Maybe the press proprietors’ antipathy to him was unsurprising. He had little time for them. He moved a private members’ bill in the Commons in 1901, which blamed poverty on private ownership and called for “a Socialist Commonwealth founded upon the common ownership of land and capital, production for use not for profit, and equality of opportunity for every citizen.” “This House and British nation,” he said, “know to their cost the danger which comes from allowing men to grow rich and permitting them to use their wealth to corrupt the press, to silence the pulpit, to degrade our national life, and to bring shame and reproach on a great people in order that a few unscrupulous scoundrels might be able to add to their ill-gotten gains.” That would be a powerful enough sentiment to express today. I imagine it was even more unpalatable then.

This week we’ve had the strange case of The Sun newspaper (along with The Daily Telegraph, The Daily Mail and The Daily Express, which all ran the same story) falling silent after breaking a scoop story about Jeremy Corbyn having been a Czechoslovakian spy in the 1980s. It proved groundless, but gave Conservative politicians licence to attack the man they most fear. However the newspapers have dropped the story – for the time being at least.HH
Hoho

Meanwhile the Deputy Labour leader, Tom Watson, in The Independent newspaper, “argued the new attacks on Mr Corbyn fit a pattern going back decades, which has also seen the same papers attack Ed Miliband’s father as ‘the man who hated Britain’ and vilified Neil Kinnock.
“Mr Watson’s attack comes as Mr Corbyn was forced to threaten legal action against Ben Bradley, an MP and a vice chair of the Conservatives, who, after reading the newspaper coverage, made claims on social media that the Labour leader had ‘sold British secrets’ to communist spies.
“In his article, Mr Watson writes: ‘Newspaper proprietors in this country abuse their power.
‘It’s a unique kind of self-harm for a newspaper to print a story they know is poorly sourced, decide to run it regardless because it suits their political agenda, and pass it off as news.’”

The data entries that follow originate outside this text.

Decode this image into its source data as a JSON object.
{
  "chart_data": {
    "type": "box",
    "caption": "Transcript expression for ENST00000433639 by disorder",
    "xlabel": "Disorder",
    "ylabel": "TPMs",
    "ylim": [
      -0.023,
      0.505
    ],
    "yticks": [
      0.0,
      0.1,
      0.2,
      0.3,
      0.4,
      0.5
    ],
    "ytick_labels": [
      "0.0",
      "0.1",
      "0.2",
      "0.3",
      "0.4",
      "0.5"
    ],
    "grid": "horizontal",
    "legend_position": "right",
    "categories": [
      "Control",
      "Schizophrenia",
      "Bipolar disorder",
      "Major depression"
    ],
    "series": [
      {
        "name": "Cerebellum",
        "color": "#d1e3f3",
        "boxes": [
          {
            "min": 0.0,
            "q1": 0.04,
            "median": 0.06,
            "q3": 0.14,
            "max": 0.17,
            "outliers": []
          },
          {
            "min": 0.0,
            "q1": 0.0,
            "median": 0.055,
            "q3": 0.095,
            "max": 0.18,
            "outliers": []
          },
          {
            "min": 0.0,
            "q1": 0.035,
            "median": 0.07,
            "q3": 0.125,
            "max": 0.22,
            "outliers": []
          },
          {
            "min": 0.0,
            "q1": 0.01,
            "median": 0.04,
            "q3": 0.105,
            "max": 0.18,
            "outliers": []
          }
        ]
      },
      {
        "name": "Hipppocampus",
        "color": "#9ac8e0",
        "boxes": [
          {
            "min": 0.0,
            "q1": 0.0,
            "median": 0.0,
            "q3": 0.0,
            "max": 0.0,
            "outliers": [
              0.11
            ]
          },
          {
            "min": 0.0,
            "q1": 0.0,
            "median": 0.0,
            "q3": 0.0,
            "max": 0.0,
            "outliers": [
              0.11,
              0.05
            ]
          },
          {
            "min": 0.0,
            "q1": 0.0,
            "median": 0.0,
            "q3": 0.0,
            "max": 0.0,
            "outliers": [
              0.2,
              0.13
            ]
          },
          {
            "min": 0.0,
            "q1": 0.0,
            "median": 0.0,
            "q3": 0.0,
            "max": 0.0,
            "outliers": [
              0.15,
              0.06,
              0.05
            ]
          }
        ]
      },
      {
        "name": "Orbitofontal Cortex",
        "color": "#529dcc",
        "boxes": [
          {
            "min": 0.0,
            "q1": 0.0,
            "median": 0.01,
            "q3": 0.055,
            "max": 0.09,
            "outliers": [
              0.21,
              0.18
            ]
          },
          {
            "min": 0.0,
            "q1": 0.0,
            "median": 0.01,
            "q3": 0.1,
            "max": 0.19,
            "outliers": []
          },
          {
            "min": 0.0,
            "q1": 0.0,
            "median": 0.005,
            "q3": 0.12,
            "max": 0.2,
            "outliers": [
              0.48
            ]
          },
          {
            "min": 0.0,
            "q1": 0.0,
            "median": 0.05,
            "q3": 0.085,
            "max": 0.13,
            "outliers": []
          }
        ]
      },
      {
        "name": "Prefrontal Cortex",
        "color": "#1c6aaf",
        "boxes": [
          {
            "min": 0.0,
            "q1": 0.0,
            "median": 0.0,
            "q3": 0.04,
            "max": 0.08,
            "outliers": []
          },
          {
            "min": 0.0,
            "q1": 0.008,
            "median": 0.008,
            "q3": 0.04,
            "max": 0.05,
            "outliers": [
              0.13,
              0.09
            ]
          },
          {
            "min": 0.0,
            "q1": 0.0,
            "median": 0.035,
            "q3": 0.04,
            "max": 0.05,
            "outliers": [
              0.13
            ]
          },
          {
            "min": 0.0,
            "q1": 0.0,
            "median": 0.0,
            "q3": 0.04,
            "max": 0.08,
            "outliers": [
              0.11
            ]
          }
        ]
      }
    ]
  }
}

I suspect the same motivation lies behind this dislike of Mr Corbyn as lay behind the attacks on Keir Hardie over 100 years ago. He didn’t seek their favour or mince his words, unlike the majority of those in power in recent times. And in the last two election manifestoes Labour has committed to initiating Leveson Enquiry part 2, which they fear would place them under legal obligations rather than their own rather easy-going voluntary code. He is in their view a danger. What he certainly is not is a traitor, as some Tories were stupidly saying, as Andrew Neil ably demonstrated in his interview with Brexit minister, Steve Baker, on Wednesday – which is one of the best pieces of interviewing I have seen. “Surely the real scandal, Mr Baker, is not what Mr Corbyn has supposedly done, or not done; it’s the outright lies and disinformation which your fellow Tories are spreading. That’s the real scandal, isn’t it?” I urge you to watch the four minutes of eye-opening viewing. And where it started was with an under-researched malicious piece of journalism in one of our tabloid newspapers.